Akron City Council unanimously passed legislation Monday night to place a 1/4% income tax increase on the upcoming November 7 ballot.
City officials say the hike would bring an estimated $16 million extra per year to support police.
“The revenue generated will help maintain current police and fire/EMS staffing levels and fund overdue investments in capital infrastructure and equipment,” according to a press release from city officials. “Immediate needs include replacing outdated police cruisers and crumbling fire stations and paving an additional 43 miles of Akron streets each year.”
Mayor Horrigan announced the proposal last month after nearly two years of community outreach and listening to residents’ needs and concerns.
“For years, the city has reduced personnel and consolidated services to save money, but after 36 years with no income tax increases for essential city services, and $15 million per year in lost tax-sharing from the State of Ohio, our community needs this increase now,” Councilwoman Margo Sommerville, chair of the Rules Committee said Monday.
If successful, the increase will be spent approximately equally between police, fire/EMS and roads.

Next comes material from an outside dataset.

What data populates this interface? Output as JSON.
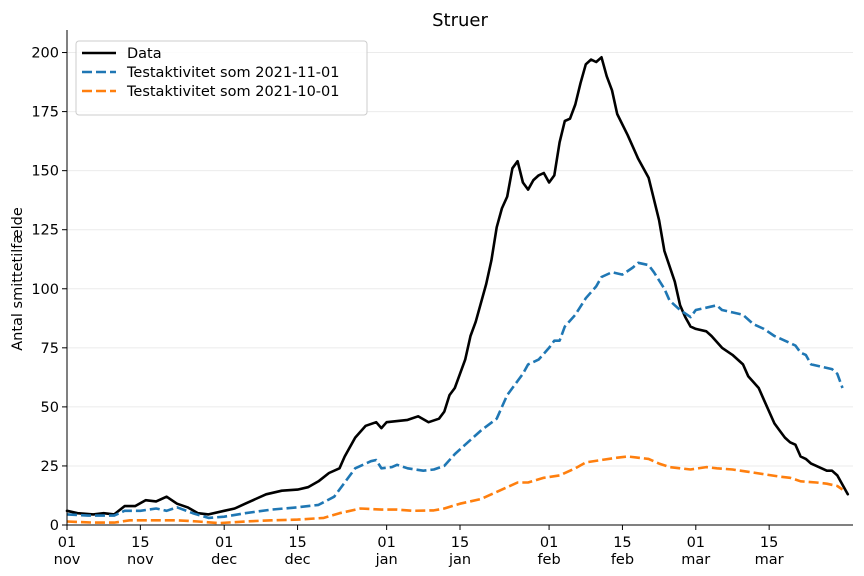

“This proposal is fair. Workers in the highest income bracket will pay more, workers in lower income brackets will pay less, and those who are not working will not pay anything at all,” the City’s Director of Finance, Diane Miller-Dawson, said.
The additional 1/4% income tax is not a property tax and will not affect retirement/pension income, social security or other government benefits.
If passed, this proposal would raise Akron’s income tax to 2.5%, consistent with cities like Cleveland, Columbus and Dayton. The cost of the additional 1/4% tax is $1.68/week, for a resident earning Akron’s median income of $35,000, according to Akron city officials.